Popular Exposition of the Gospel in four volumes. He was next called to the rural parish of Wurtemberg and Rhinebeck on the Hudson, where he remained nine years, during which he conducted successfully several controversies in behalf of evangelical religion in opposition to a dead formality. Many, through his faithful ministrations, were brought to a saving knowledge of the truth. After this, he received a call to Christ Church, Easton, and after a few years of successful labor was called to St. Mark's Church, Philadelphia. Here he accepted a call to the Western Presbyterian Church in that city. In this Church he remained seven years, doing effective service. From this charge he was called to the Presbyterian Church at East Orange, N.J. After a successful pastorate of five years, he resigned his charge and returned to Philadelphia, where one of his sons, Rev.

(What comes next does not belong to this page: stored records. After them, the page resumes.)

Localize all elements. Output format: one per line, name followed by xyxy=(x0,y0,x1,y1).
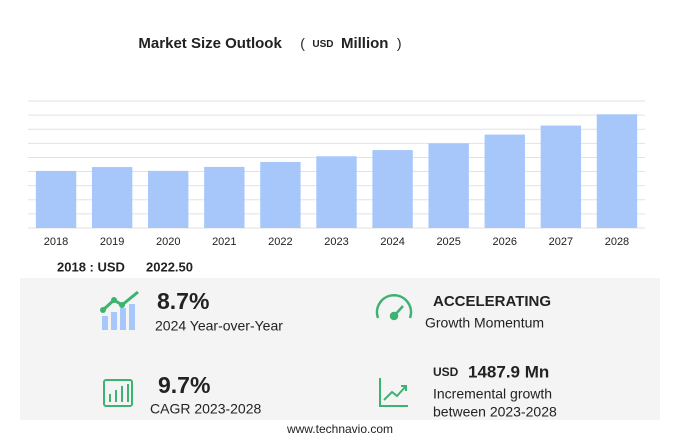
bar xyxy=(316,156,357,228)
incremental-label: Incremental growth xyxy=(433,386,552,402)
x-tick-label: 2019 xyxy=(100,236,124,248)
x-tick-label: 2020 xyxy=(156,236,180,248)
x-tick-label: 2022 xyxy=(268,236,292,248)
unit-scale: Million xyxy=(341,35,389,52)
x-tick-label: 2024 xyxy=(380,236,404,248)
cagr-value: 9.7% xyxy=(158,372,210,398)
cagr-label: CAGR 2023-2028 xyxy=(150,401,262,417)
bar xyxy=(372,150,413,228)
bar xyxy=(428,143,469,228)
bar xyxy=(35,170,77,228)
footer: www.technavio.com xyxy=(286,422,393,436)
bar xyxy=(148,170,189,228)
momentum-label: Growth Momentum xyxy=(425,315,544,331)
yoy-label: 2024 Year-over-Year xyxy=(155,318,283,334)
base-value: 2022.50 xyxy=(146,259,193,274)
cagr-icon xyxy=(103,379,133,407)
incremental-currency: USD xyxy=(433,365,459,379)
bar xyxy=(596,114,638,228)
chart-title: Market Size Outlook xyxy=(138,35,282,52)
unit-close: ) xyxy=(397,35,402,51)
x-tick-label: 2028 xyxy=(605,236,629,248)
title-row: Market Size Outlook ( USD Million ) xyxy=(138,35,401,53)
bar xyxy=(540,125,582,228)
x-tick-label: 2025 xyxy=(436,236,460,248)
yoy-value: 8.7% xyxy=(157,288,209,314)
bar xyxy=(204,166,245,228)
yoy-icon xyxy=(100,290,139,330)
bar xyxy=(91,167,133,228)
x-tick-label: 2018 xyxy=(44,236,68,248)
chart-area: 2018 2019 2020 2021 2022 2023 2024 2025 2026 2027… xyxy=(28,100,645,248)
unit-open: ( xyxy=(300,35,305,51)
x-tick-label: 2026 xyxy=(493,236,517,248)
x-tick-label: 2027 xyxy=(549,236,573,248)
base-label: 2018 : USD xyxy=(57,259,125,274)
x-tick-label: 2021 xyxy=(212,236,236,248)
bar xyxy=(484,134,525,228)
bar xyxy=(260,161,301,228)
momentum-icon xyxy=(375,294,413,321)
x-tick-label: 2023 xyxy=(324,236,348,248)
incremental-label: between 2023-2028 xyxy=(433,404,557,420)
incremental-icon xyxy=(379,378,408,407)
incremental-value: 1487.9 Mn xyxy=(468,362,549,381)
momentum-value: ACCELERATING xyxy=(433,293,551,310)
unit-currency: USD xyxy=(312,39,333,50)
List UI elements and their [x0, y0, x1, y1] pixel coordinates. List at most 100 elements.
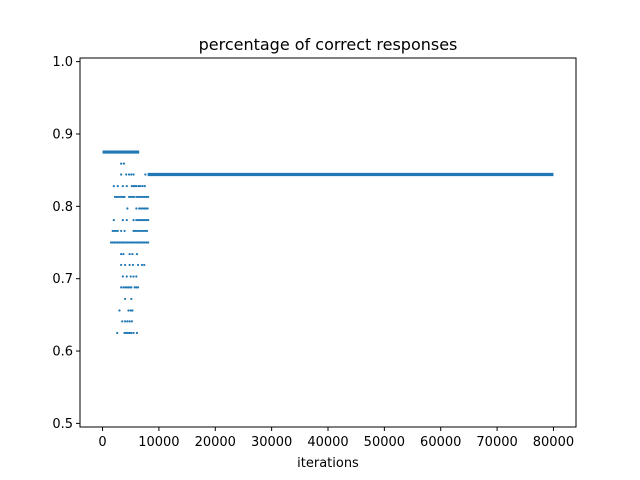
data-point — [128, 252, 131, 256]
data-point — [121, 241, 124, 244]
data-point — [130, 331, 133, 335]
data-point — [115, 195, 118, 199]
data-point — [138, 195, 141, 199]
data-point — [120, 173, 123, 176]
data-point — [144, 229, 147, 233]
x-tick-label: 50000 — [364, 435, 405, 450]
x-axis: 0 10000 20000 30000 40000 50000 60000 70000 8000… — [98, 427, 574, 450]
data-point — [113, 195, 117, 199]
x-tick-label: 0 — [98, 435, 106, 450]
data-point — [123, 297, 127, 301]
data-point — [125, 218, 128, 222]
data-point — [140, 195, 143, 199]
data-point — [136, 218, 140, 222]
data-point — [139, 229, 142, 233]
data-point — [143, 218, 146, 222]
data-point — [147, 195, 150, 199]
data-point — [123, 331, 126, 335]
x-tick-label: 40000 — [307, 435, 348, 450]
data-point — [142, 241, 145, 244]
data-point — [126, 331, 130, 335]
data-point — [129, 275, 132, 278]
data-point — [127, 195, 131, 199]
data-point — [132, 331, 135, 335]
data-point — [114, 241, 118, 244]
data-point — [135, 218, 138, 222]
data-point — [127, 286, 130, 289]
x-tick-label: 10000 — [138, 435, 179, 450]
y-tick-label: 0.5 — [52, 417, 73, 432]
data-point — [116, 331, 119, 335]
data-point — [145, 229, 149, 233]
y-axis: 0.5 0.6 0.7 0.8 0.9 1.0 — [52, 55, 80, 432]
data-point — [121, 275, 124, 278]
data-point — [123, 320, 127, 323]
data-point — [133, 184, 136, 188]
data-point — [122, 252, 125, 256]
data-point — [125, 275, 128, 278]
data-point — [109, 241, 113, 244]
data-point — [118, 241, 121, 244]
x-tick-label: 30000 — [251, 435, 292, 450]
data-point — [126, 207, 129, 210]
data-point — [130, 173, 133, 176]
data-point — [127, 173, 131, 176]
data-point — [147, 241, 150, 244]
data-point — [140, 229, 144, 233]
data-point — [121, 184, 124, 188]
data-point — [145, 195, 148, 199]
data-point — [128, 331, 131, 335]
data-point — [120, 286, 123, 289]
x-tick-label: 20000 — [195, 435, 236, 450]
data-point — [118, 195, 122, 199]
data-point — [126, 320, 129, 323]
data-point — [120, 162, 123, 165]
data-point — [135, 252, 139, 256]
data-point — [123, 195, 126, 199]
data-point — [135, 195, 138, 199]
data-point — [129, 309, 132, 312]
y-tick-label: 0.9 — [52, 127, 73, 142]
data-point — [132, 275, 135, 278]
data-point — [141, 184, 144, 188]
data-point — [143, 263, 146, 267]
data-point — [127, 309, 130, 312]
data-point — [131, 309, 134, 312]
data-point — [143, 207, 146, 210]
data-point — [138, 241, 141, 244]
data-point — [125, 184, 128, 188]
data-point — [137, 229, 140, 233]
data-point — [140, 241, 143, 244]
data-point — [113, 229, 116, 233]
data-point — [142, 218, 145, 222]
data-point — [136, 195, 140, 199]
data-point — [113, 241, 116, 244]
data-point — [132, 173, 135, 176]
data-point — [135, 184, 138, 188]
data-point — [123, 286, 127, 289]
data-point — [128, 320, 131, 323]
data-point — [121, 320, 124, 323]
data-point — [120, 195, 123, 199]
data-point — [126, 241, 130, 244]
data-point — [116, 184, 119, 188]
data-point — [135, 275, 138, 278]
data-point — [120, 241, 123, 244]
data-point — [133, 195, 136, 199]
data-point — [135, 229, 139, 233]
data-point — [131, 195, 134, 199]
data-point — [133, 241, 136, 244]
data-point — [145, 218, 148, 222]
data-point — [122, 162, 126, 165]
data-point — [145, 241, 148, 244]
data-point — [132, 218, 135, 222]
data-point — [139, 207, 142, 210]
data-point — [118, 309, 121, 312]
data-point — [120, 229, 123, 233]
data-point — [125, 241, 128, 244]
data-point — [130, 320, 133, 323]
data-point — [136, 286, 140, 289]
chart-title: percentage of correct responses — [199, 35, 458, 54]
data-point — [130, 286, 133, 289]
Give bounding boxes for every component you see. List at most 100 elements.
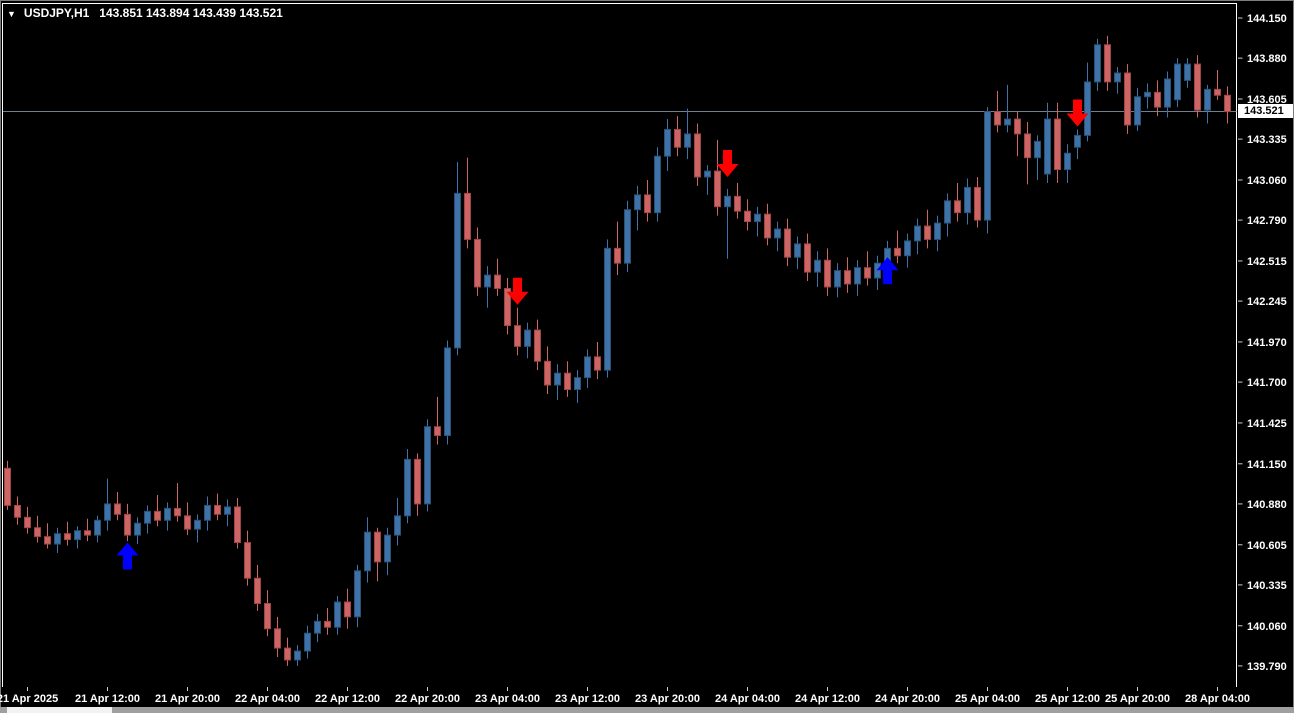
candle-bull xyxy=(904,240,911,257)
candle-bull xyxy=(794,243,801,258)
candle-bear xyxy=(804,243,811,273)
candle-bear xyxy=(84,530,91,536)
candle-bear xyxy=(24,516,31,529)
candle-bear xyxy=(1014,118,1021,135)
candle-bear xyxy=(824,259,831,288)
price-axis-label: 141.970 xyxy=(1247,337,1287,349)
candle-bear xyxy=(414,458,421,505)
buy-signal-arrow-icon xyxy=(116,542,139,570)
sell-signal-arrow-icon xyxy=(716,150,739,178)
candle-bull xyxy=(1034,140,1041,159)
candle-bull xyxy=(224,506,231,515)
price-axis-label: 142.790 xyxy=(1247,215,1287,227)
candle-bull xyxy=(704,170,711,178)
price-axis-label: 139.790 xyxy=(1247,661,1287,673)
time-axis-label: 22 Apr 04:00 xyxy=(235,693,300,705)
time-axis-label: 22 Apr 12:00 xyxy=(315,693,380,705)
candle-bear xyxy=(594,356,601,371)
candle-bull xyxy=(1184,63,1191,81)
time-axis-label: 25 Apr 20:00 xyxy=(1105,693,1170,705)
price-axis-label: 140.335 xyxy=(1247,580,1287,592)
candle-bear xyxy=(234,506,241,544)
candle-bull xyxy=(1134,96,1141,126)
candle-bear xyxy=(844,270,851,285)
time-axis-label: 25 Apr 04:00 xyxy=(955,693,1020,705)
horizontal-scrollbar-thumb[interactable] xyxy=(7,707,112,713)
candle-bear xyxy=(504,287,511,327)
candle-bear xyxy=(784,228,791,258)
price-axis-label: 140.605 xyxy=(1247,540,1287,552)
candle-bear xyxy=(44,536,51,545)
horizontal-scrollbar-track[interactable] xyxy=(0,707,1294,713)
price-axis-label: 142.245 xyxy=(1247,296,1287,308)
candle-bull xyxy=(1144,91,1151,98)
time-axis-label: 21 Apr 2025 xyxy=(0,693,58,705)
candle-bear xyxy=(924,225,931,240)
candle-bear xyxy=(244,542,251,579)
candle-bull xyxy=(1204,88,1211,111)
candle-bull xyxy=(404,458,411,517)
candle-bull xyxy=(774,228,781,239)
candle-bear xyxy=(434,426,441,437)
ohlc-readout: 143.851 143.894 143.439 143.521 xyxy=(99,6,283,20)
candle-bear xyxy=(534,329,541,362)
time-axis-label: 24 Apr 12:00 xyxy=(795,693,860,705)
candle-bull xyxy=(874,262,881,279)
candle-bull xyxy=(204,504,211,521)
price-axis-label: 144.150 xyxy=(1247,13,1287,25)
candle-bear xyxy=(214,504,221,515)
candle-bull xyxy=(304,632,311,652)
candle-bull xyxy=(454,192,461,349)
candle-bull xyxy=(944,200,951,224)
time-axis-label: 24 Apr 20:00 xyxy=(875,693,940,705)
time-axis-label: 23 Apr 12:00 xyxy=(555,693,620,705)
candle-bull xyxy=(1064,152,1071,171)
candle-bear xyxy=(994,111,1001,126)
sell-signal-arrow-icon xyxy=(1066,99,1089,127)
candle-bull xyxy=(294,650,301,661)
candle-bear xyxy=(1194,63,1201,111)
candle-bull xyxy=(314,620,321,634)
candle-bear xyxy=(324,620,331,628)
time-axis-label: 23 Apr 20:00 xyxy=(635,693,700,705)
candle-bull xyxy=(854,267,861,285)
candle-bear xyxy=(4,467,11,506)
candle-bull xyxy=(654,155,661,214)
candle-bear xyxy=(474,238,481,288)
price-axis-label: 140.880 xyxy=(1247,499,1287,511)
candle-bear xyxy=(614,247,621,264)
candle-bear xyxy=(114,503,121,515)
candle-bear xyxy=(344,601,351,618)
candle-bear xyxy=(1214,88,1221,96)
chart-title: ▼ USDJPY,H1 143.851 143.894 143.439 143.… xyxy=(7,6,283,20)
candle-bear xyxy=(644,194,651,214)
candle-bull xyxy=(624,209,631,264)
collapse-arrow-icon[interactable]: ▼ xyxy=(7,9,16,19)
candle-bull xyxy=(1044,118,1051,175)
candle-bull xyxy=(164,507,171,521)
candle-bull xyxy=(634,194,641,211)
candle-bear xyxy=(64,533,71,541)
candle-bull xyxy=(574,377,581,390)
price-axis-label: 143.880 xyxy=(1247,53,1287,65)
candle-bull xyxy=(424,426,431,505)
candle-bear xyxy=(514,325,521,347)
candle-bear xyxy=(1024,133,1031,159)
time-axis-label: 22 Apr 20:00 xyxy=(395,693,460,705)
candle-bull xyxy=(584,356,591,379)
candle-bear xyxy=(1224,94,1231,113)
candle-bear xyxy=(34,527,41,538)
time-axis-label: 21 Apr 20:00 xyxy=(155,693,220,705)
candle-bull xyxy=(194,519,201,530)
price-axis-label: 143.060 xyxy=(1247,175,1287,187)
candle-bull xyxy=(1114,72,1121,83)
candle-bear xyxy=(694,133,701,178)
candle-bull xyxy=(754,213,761,223)
candle-bull xyxy=(554,372,561,386)
candle-bear xyxy=(14,504,21,518)
time-axis-label: 24 Apr 04:00 xyxy=(715,693,780,705)
candle-bull xyxy=(604,247,611,371)
candle-bull xyxy=(914,225,921,242)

Henry A. Smith, has for a long time been pastor of a flourishing Presbyterian Church (Northminster), and another son, E.C. Smith, has for twelve years proved his excellent qualities as an educator as principal of Rugby Academy. Dr. Smith died in Philadelphia, Feb, 15, 1879. He was, in the judgment of those who knew him best, a man of rare attainments. He was frank, ingenuous, unpretending, and manly. His writings were numerous, and his style, especially in translations from the German and in his descriptive works, was remarkably happy. Among these works, besides those already mentioned, were a translation of Krumnnacher's Parables: — Illustrations of Faith: — Men of the Olden Time: — Familiar Talks about the Five Senses: — Among the Lilies: — and last, perhaps best of all, Stoneridge, made up of pastoral sketches and scenes from his early ministry. His contributions to the periodical press were numerous. See Allibone, Dict. of Brit. and Amer. Authors, s.v. (W.P.S.)